The visa regime sadly remains, as no grounds surfaced to warrant the subsequent waiver. Such are the effects of long-lasting diplomatic harm in bilateral relations that had been traditional of mutual benefit.

As Minister of Health, who can forget the drastic reforms to smoking in public places? At the time, it seemed a harsh piece of legislation. However, many countries have since emulated the brave and wise move first established by SA under the firm authority of Dr Dlamini-Zuma who ably steered the ship.

One need not be a cadre of the movement to appreciate the splendid work that NDZ, as she is fondly called, has carried out in whatever deployment. As minister of Foreign Affairs, she excelled in building tight diplomatic ties with the global community. Our commendable participation in multilateral institutions such as the UN, IMF, World Bank and WEF, among others, was due to the gentle yet firm leadership of NDZ.

She has served under all the post-apartheid presidents – from Mandela, Mbeki, Motlanthe, Zuma and now Cyril Ramaphosa, where she heads the Department of Cooperative Governance and Traditional Affairs (CoGTA). At the height of the COVID-19 pandemic, she was the glue that held the Ramaphosa administration together and an outlet through which the public stayed informed. Very few can flaunt similar credentials.

She has served SA with aplomb. Also fortunate to share in her dedication and commitment to offering her servant leadership has been Mother Africa. In July 2012, she was elected by the AU Assembly as the AU Chair for a four-year term. I met Dr Dlamini-Zuma at the AU HQ in the Ethiopian capital of Addis Ababa during her tenure whilst a part of the African Editors delegation to give our input on the AU’s Agenda 2063, Africa’s development blueprint. Agenda 2063 is aimed at achieving “inclusive and sustainable socio-economic development over 50 years”.

The AU’s online search still describes her as “an undisputable trailblazer in the upliftment and empowerment of women across the African continent”.

Women make up the majority of SA’s population, yet they remain the most disenfranchised by patriarchal practices and diabolical macho culture that too often goes unnoticed and unpunished. But women better wake up. As Mandela once opined: “It’s in your hands.” It’s never too late to reset political miscalculations.

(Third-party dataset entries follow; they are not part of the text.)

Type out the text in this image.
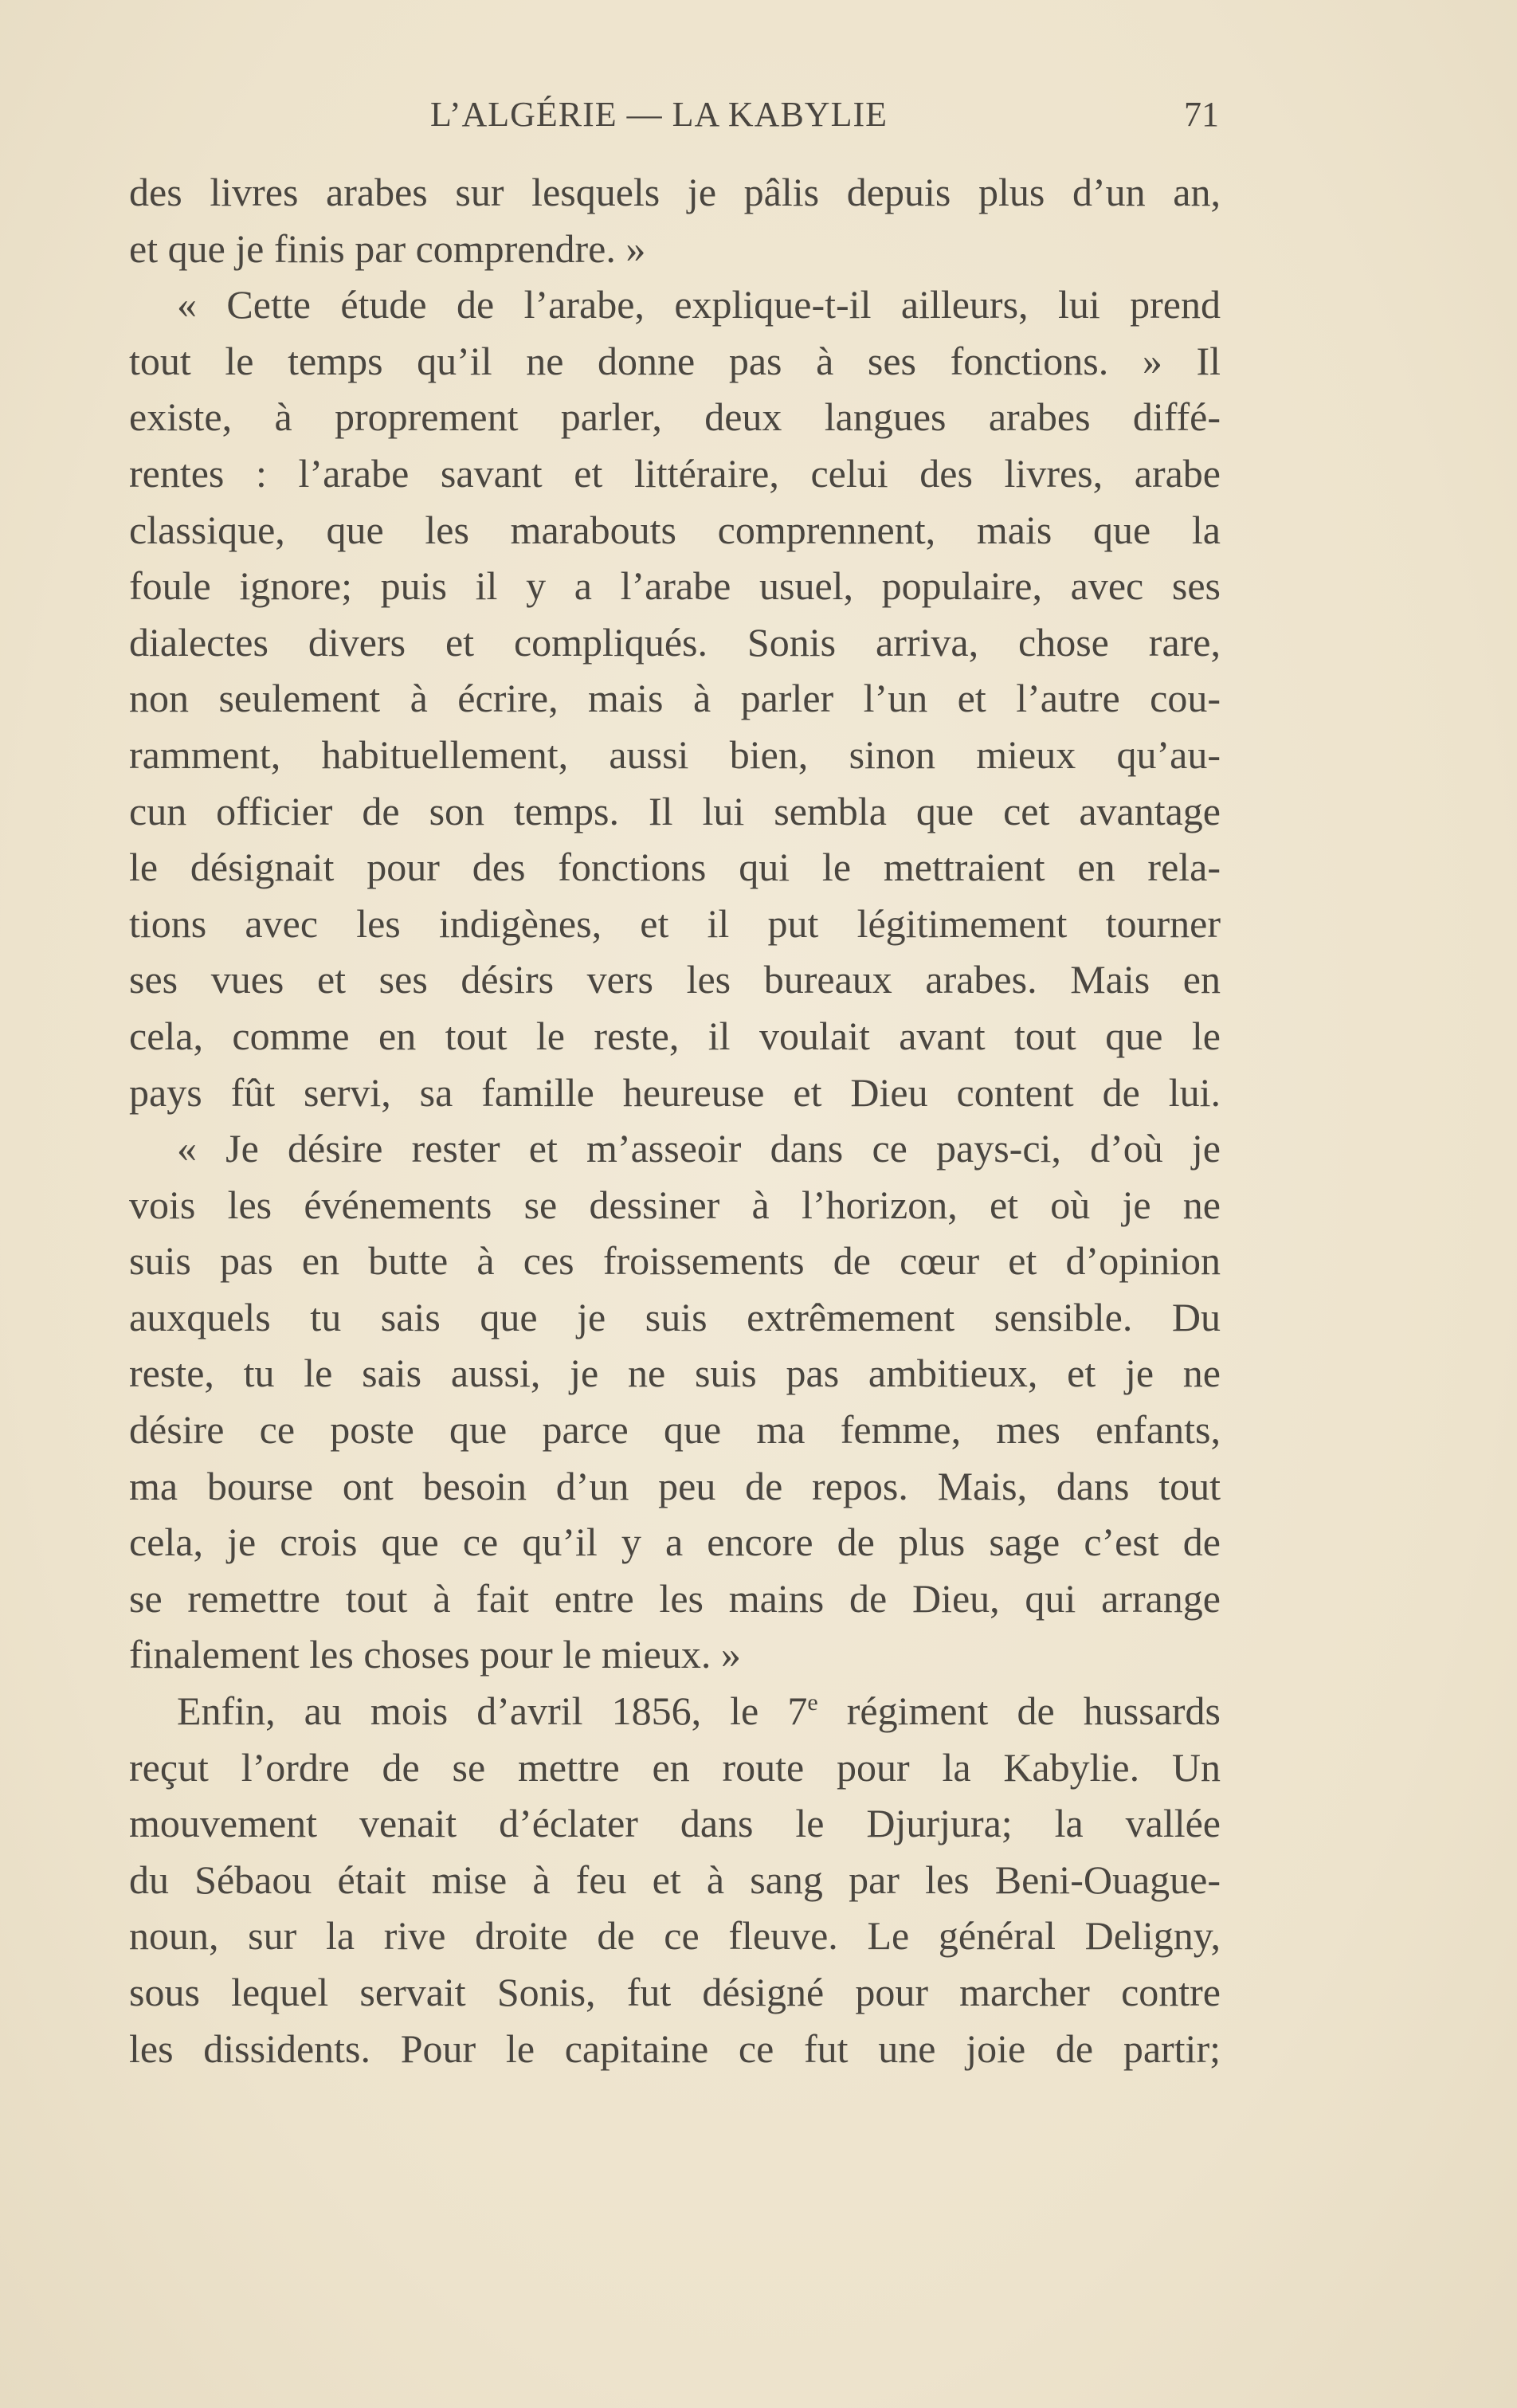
L’ALGÉRIE — LA KABYLIE	71
des livres arabes sur lesquels je pâlis depuis plus d’un an,
et que je finis par comprendre. »
« Cette étude de l’arabe, explique-t-il ailleurs, lui prend
tout le temps qu’il ne donne pas à ses fonctions. » Il
existe, à proprement parler, deux langues arabes diffé-
rentes : l’arabe savant et littéraire, celui des livres, arabe
classique, que les marabouts comprennent, mais que la
foule ignore; puis il y a l’arabe usuel, populaire, avec ses
dialectes divers et compliqués. Sonis arriva, chose rare,
non seulement à écrire, mais à parler l’un et l’autre cou-
ramment, habituellement, aussi bien, sinon mieux qu’au-
cun officier de son temps. Il lui sembla que cet avantage
le désignait pour des fonctions qui le mettraient en rela-
tions avec les indigènes, et il put légitimement tourner
ses vues et ses désirs vers les bureaux arabes. Mais en
cela, comme en tout le reste, il voulait avant tout que le
pays fût servi, sa famille heureuse et Dieu content de lui.
« Je désire rester et m’asseoir dans ce pays-ci, d’où je
vois les événements se dessiner à l’horizon, et où je ne
suis pas en butte à ces froissements de cœur et d’opinion
auxquels tu sais que je suis extrêmement sensible. Du
reste, tu le sais aussi, je ne suis pas ambitieux, et je ne
désire ce poste que parce que ma femme, mes enfants,
ma bourse ont besoin d’un peu de repos. Mais, dans tout
cela, je crois que ce qu’il y a encore de plus sage c’est de
se remettre tout à fait entre les mains de Dieu, qui arrange
finalement les choses pour le mieux. »
Enfin, au mois d’avril 1856, le 7e régiment de hussards
reçut l’ordre de se mettre en route pour la Kabylie. Un
mouvement venait d’éclater dans le Djurjura; la vallée
du Sébaou était mise à feu et à sang par les Beni-Ouague-
noun, sur la rive droite de ce fleuve. Le général Deligny,
sous lequel servait Sonis, fut désigné pour marcher contre
les dissidents. Pour le capitaine ce fut une joie de partir;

Men, by and large, are women’s closest and most dangerous predators. A tough woman head of State such as Dr Dlamini-Zuma would ensure that a laissez-faire attitude to men’s constant transgressions does not pass without grave consequences. But seeing that women across society and particularly in the ANC remain a majority voting bloc, it is incumbent upon them to invoke their spirit of African feminism to vote themselves into power at the December 2022 conference. No man would do it for the ANC women.

For far too long, women in society have been considered only the crumbs at the dinner table. The days of queueing up for scraps inside the ANC’s Luthuli House must be declared archaic and undesirable through the self-empowering vote of women, for women, by women.

This will spur on the women of SA as they so often cry out desperately: “Nothing about us without us.”

The fact that for so long women in the ruling party have remained inexplicably disenfranchised amid the one (wo)man, one vote system reveals the truth that women do tend to become their own worst enemies. In the new dispensation, hopefully under Dr Dlamini-Zuma, women would give SA a more caring, humane face than the cannibalistic tendencies such as the recent mass rape of young women shooting a music video in a disused mine dump in Krugersdorp on the West Rand.

To all the male participants at the ANC December conference, I urge you all to remember who brought you into this world. Who carried you for nine months? Whose breast did you suck for sustenance? Many a question simply compels ANC members to do the right thing and endorse a mother figure, a tried-and-tested woman in NDZ. This would be a bold declaration of confidence in all SA women and a trigger for a truly brighter future for all citizens. Do the right thing at the conference and elect this mother-of-four, for NDZ’s patriotic spirit and love and care for all are beyond reproach. I rest my case. Womandla.